A recente decisão do Governo de financiar a vacinação contra a gripe e a COVID-19 nas farmácias, com um custo previsto de 7,6 milhões de euros, levanta preocupações que merecem uma reflexão cuidadosa (link). A justificação politica é aumentar a taxa de vacinação da gripe e Covid, mas há uma questão central que não pode ser ignorada: porquê redirecionar recursos para as farmácias quando o Serviço Nacional de Saúde (SNS), através dos centros de saúde, já tem um histórico comprovado de sucesso na administração de vacinas, com elevadas taxas de cobertura vacinal?

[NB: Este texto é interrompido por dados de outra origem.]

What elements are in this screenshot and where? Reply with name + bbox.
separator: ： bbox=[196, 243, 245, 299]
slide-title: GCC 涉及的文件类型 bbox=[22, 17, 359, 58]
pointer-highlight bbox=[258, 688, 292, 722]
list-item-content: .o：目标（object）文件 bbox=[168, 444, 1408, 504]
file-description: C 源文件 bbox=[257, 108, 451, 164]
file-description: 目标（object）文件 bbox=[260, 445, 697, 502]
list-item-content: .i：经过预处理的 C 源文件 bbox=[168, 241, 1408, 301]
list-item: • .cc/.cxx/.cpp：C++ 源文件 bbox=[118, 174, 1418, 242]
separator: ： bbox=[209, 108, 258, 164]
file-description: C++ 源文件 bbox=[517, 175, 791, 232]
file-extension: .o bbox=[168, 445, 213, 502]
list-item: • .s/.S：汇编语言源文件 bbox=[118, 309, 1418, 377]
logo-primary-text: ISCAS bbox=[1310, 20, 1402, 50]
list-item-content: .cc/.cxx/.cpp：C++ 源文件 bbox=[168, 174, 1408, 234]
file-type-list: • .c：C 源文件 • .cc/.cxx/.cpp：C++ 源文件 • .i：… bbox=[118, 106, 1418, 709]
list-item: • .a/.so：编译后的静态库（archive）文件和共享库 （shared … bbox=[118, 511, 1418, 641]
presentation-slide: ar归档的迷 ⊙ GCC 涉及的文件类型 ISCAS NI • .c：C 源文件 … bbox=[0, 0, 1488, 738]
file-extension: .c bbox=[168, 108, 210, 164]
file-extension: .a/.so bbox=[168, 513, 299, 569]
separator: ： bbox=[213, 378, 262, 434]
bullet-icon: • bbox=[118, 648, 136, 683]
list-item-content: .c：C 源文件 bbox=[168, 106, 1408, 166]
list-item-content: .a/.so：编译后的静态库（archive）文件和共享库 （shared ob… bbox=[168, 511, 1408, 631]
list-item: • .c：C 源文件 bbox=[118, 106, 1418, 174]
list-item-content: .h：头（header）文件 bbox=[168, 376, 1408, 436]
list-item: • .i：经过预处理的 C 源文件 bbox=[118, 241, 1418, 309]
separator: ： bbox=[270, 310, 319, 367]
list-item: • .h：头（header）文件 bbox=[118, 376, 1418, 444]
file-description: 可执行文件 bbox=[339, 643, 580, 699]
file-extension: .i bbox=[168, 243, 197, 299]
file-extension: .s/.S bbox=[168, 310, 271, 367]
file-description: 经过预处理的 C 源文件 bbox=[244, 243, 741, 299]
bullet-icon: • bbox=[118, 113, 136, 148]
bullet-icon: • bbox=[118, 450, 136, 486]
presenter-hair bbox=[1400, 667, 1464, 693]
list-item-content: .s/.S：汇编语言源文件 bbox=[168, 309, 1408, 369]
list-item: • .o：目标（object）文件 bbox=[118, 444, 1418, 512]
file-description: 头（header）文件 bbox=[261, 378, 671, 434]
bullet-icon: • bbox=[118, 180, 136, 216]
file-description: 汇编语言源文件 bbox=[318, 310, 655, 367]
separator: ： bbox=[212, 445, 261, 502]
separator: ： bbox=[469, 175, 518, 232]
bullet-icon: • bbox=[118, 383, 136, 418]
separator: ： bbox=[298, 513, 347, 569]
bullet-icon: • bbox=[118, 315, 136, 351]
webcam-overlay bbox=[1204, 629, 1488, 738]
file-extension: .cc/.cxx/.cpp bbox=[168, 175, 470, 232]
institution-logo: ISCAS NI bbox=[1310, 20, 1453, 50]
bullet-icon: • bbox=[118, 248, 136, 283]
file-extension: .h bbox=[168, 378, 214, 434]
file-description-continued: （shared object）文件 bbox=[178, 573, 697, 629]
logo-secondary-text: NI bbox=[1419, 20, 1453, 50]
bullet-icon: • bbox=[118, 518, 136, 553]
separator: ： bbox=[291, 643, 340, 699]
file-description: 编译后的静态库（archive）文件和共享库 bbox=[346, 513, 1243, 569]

Historicamente, os centros de saúde, apoiados por equipas de médicos e enfermeiros de família, desempenharam em Portugal um papel crucial na vacinação em Portugal, não só na administração das vacinas, mas também no acompanhamento de muitos utentes que raramente recorrem aos cuidados primários. Este contacto durante a vacinação contra a gripe e a COVID-19 nos centros de saúde era frequentemente utilizado pelos médicos e enfermeiros de família para melhorar o acompanhamento dos utentes, reforçar a confiança e promover a acessibilidade ao sistema público de saúde.

Contudo, ao optar-se politicamente por canalizar milhões de euros para as farmácias, estamos a assistir a um desvio significativo de recursos que poderiam ser mais bem utilizados para reforçar o SNS. As farmácias, apesar de convenientes para alguns, não desempenham o mesmo papel abrangente que os centros de saúde. A vacinação realizada nos centros de saúde não só garante uma maior equidade, cobrindo áreas urbanas e rurais, como também recorre à experiência e formação dos enfermeiros e médicos de família, que estão capacitados para lidar com complicações e integrar o processo de vacinação no contexto mais amplo da saúde destes utentes.

Este desvio de fundos para as farmácias negligencia uma oportunidade importante de investir no SNS, que poderia beneficiar de um reforço financeiro para aumentar a sua capacidade e eficiência. A vacinação nos centros de saúde era gratuita e já comprovou ser eficaz e sustentável. Assim, surge a questão: porquê gastar mais recursos num novo modelo, quando o atual já funcionava bem?

Segundo a portaria publicada em Diário da República, assinada pela secretária de Estado da Saúde, Ana Povo, o Governo prevê gastar até 7,6 milhões de euros para a remuneração das farmácias no processo de vacinação, com o objetivo de “assegurar elevados padrões de eficiência e efetividade” e vacinar mais pessoas até ao final de novembro . No entanto, este valor significativo, que anteriormente era utilizado no SNS, poderia ser reinvestido no reforço dos centros de saúde, onde a vacinação não só era eficiente, como também gerava uma proximidade fundamental entre os utentes e os profissionais de saúde.

Portanto, em vez de desviar recursos para um modelo que não melhora necessariamente o acesso ou a eficiência, seria mais sensato investir esses fundos no SNS, assegurando que continue a fornecer serviços de qualidade e equitativos a todos os cidadãos.

Afinal, quando uma equipa já mostrou ser bem-sucedida, mudar pode pôr em risco o sucesso alcançado. Além disso, considerando que os recursos são escassos, se forem alocados para financiar as farmácias, não estarão disponíveis para investir no SNS, que também precisa de reforço.